Our Chair, Cllr Jeff Watson told us “Firstly, I must thank the hundreds of volunteers who have contributed to the survey and the many more who collect litter from our beaches every day.

“Although there has been a reduction in the amount of litter on the beach since 2007, we mustn’t think we’ve solved the problem. Collecting litter on the beach has become an increasingly popular activity that makes our beaches appear cleaner than would otherwise be. We must all work together to stop litter, especially plastics, from getting into the sea and onto our beaches in the first place.

“We need to continue to raise awareness of the problems caused by litter to our environment and not just at the coast. During 2019, the AONB Partnership we will work with our tourism businesses, the statutory organisations and our volunteers on campaigns and activities to reduce the amount of litter ending up in the sea.”

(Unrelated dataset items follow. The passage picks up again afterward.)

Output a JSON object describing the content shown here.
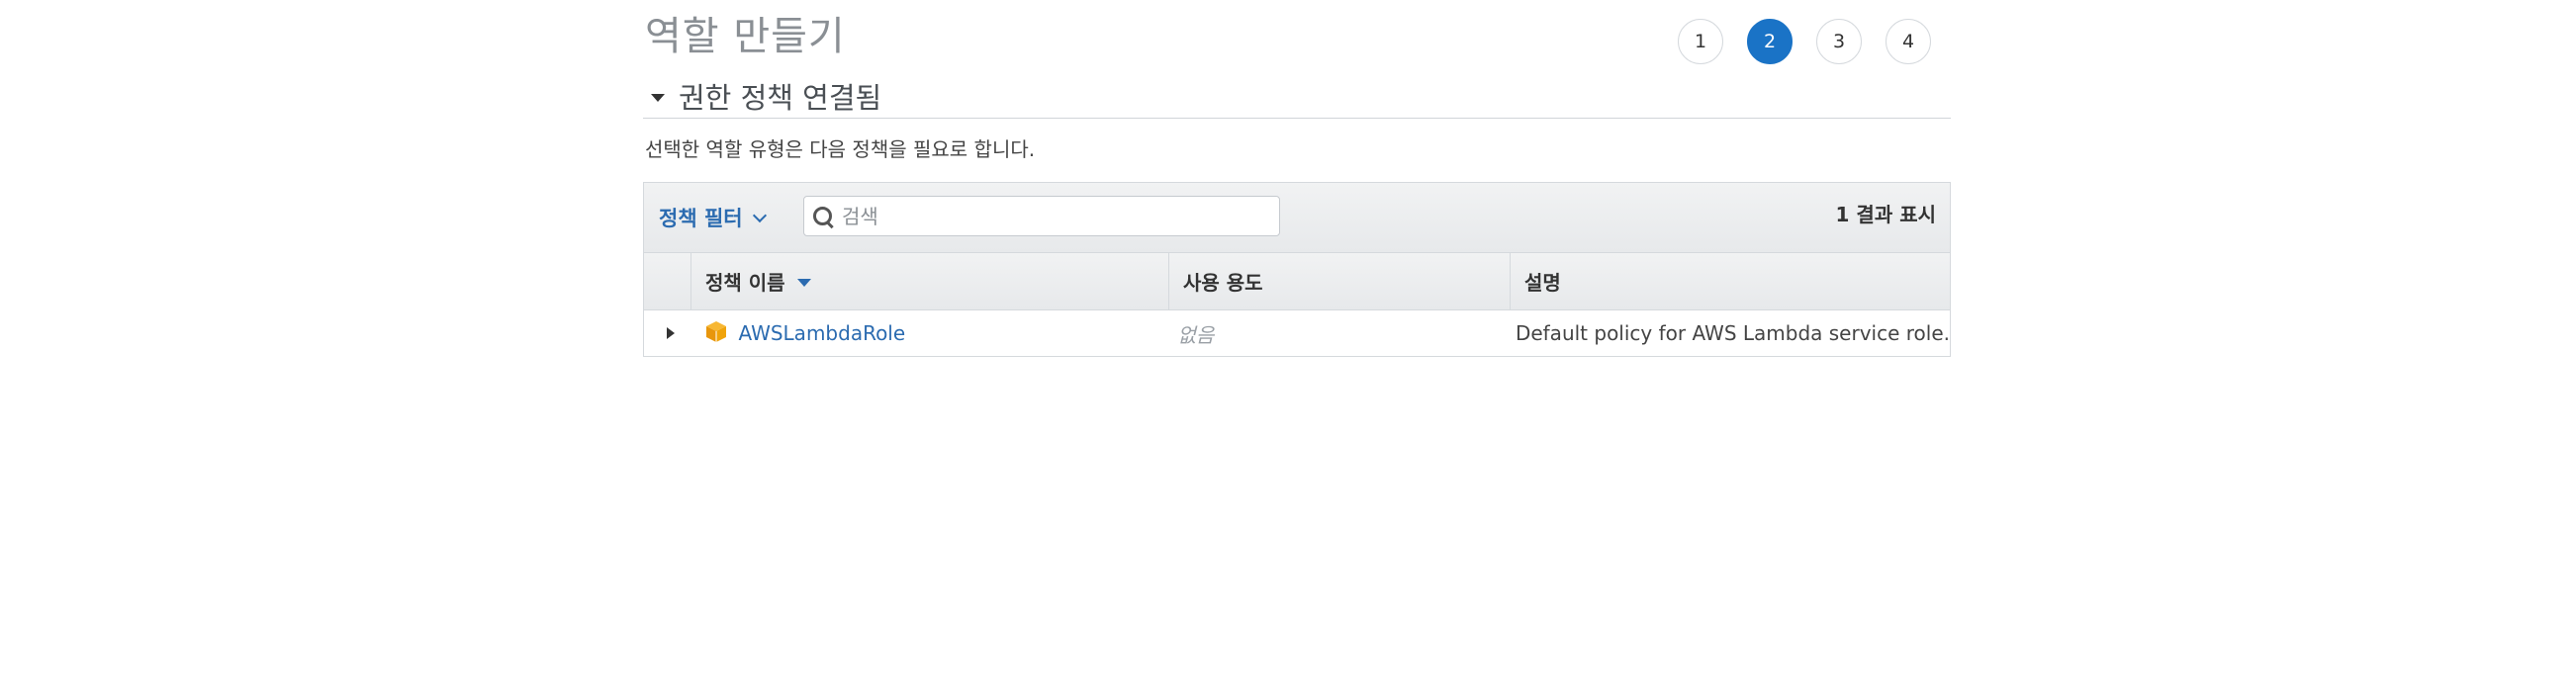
{
  "page": {
    "title": "역할 만들기"
  },
  "steps": [
    {
      "label": "1",
      "active": false
    },
    {
      "label": "2",
      "active": true
    },
    {
      "label": "3",
      "active": false
    },
    {
      "label": "4",
      "active": false
    }
  ],
  "section": {
    "title": "권한 정책 연결됨",
    "description": "선택한 역할 유형은 다음 정책을 필요로 합니다."
  },
  "toolbar": {
    "filter_label": "정책 필터",
    "search_placeholder": "검색",
    "search_value": "",
    "result_count": "1 결과 표시"
  },
  "table": {
    "columns": [
      "정책 이름",
      "사용 용도",
      "설명"
    ],
    "sorted_column": "정책 이름",
    "rows": [
      {
        "name": "AWSLambdaRole",
        "usage": "없음",
        "description": "Default policy for AWS Lambda service role.",
        "icon": "aws-policy-cube-icon"
      }
    ]
  },
  "colors": {
    "accent": "#1a73c6",
    "link": "#2b6bb0",
    "policy_icon": "#f0a30a"
  }
}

The data that has been collected by volunteers is fascinating, but also provides vital information which will assist in tackling the important issue of marine litter in the longer term.The report includes an action plan for 2019 to try to tackle litter at source, before it gets into the sea. Actions include:

  • A social-media campaign in the summer of 2019

  • Information about how to reduce use of single-use plastics in the AONB Visitor Guide

  • Provide information about beach litter for bedroom browsers/welcome packs in hotels, B&Bs, caravan parks and self-catering premises

  • Encourage the operators of self-catering accommodation premises to provide reusable mugs for use whilst people are staying, to reduce the use of single-use cups

  • Work with Northumbrian Water, on a coast-themed campaign, to encourage the ‘3P’s’ message

  • Work with Northumberland Inshore Fisheries Conservation Authority (NIFCA) to scope out a ‘fishing for litter’ type project to include awareness raising with fishers and an audit of port/harbour waste reception facilities

  • Encourage volunteer beach-cleaners to report pot-tags to NIFCA

  • Provide funding and support for community litter groups

  • Maintain beach-litter hubs at five locations in the AONB

  • Promote opportunities to volunteer with Coast Care to local people and visitors

The report breaks down the litter by type and by source as well as providing the figures for each of the individual beaches surveys. Seasonal variations and a comparison with the 2007 survey are discussed.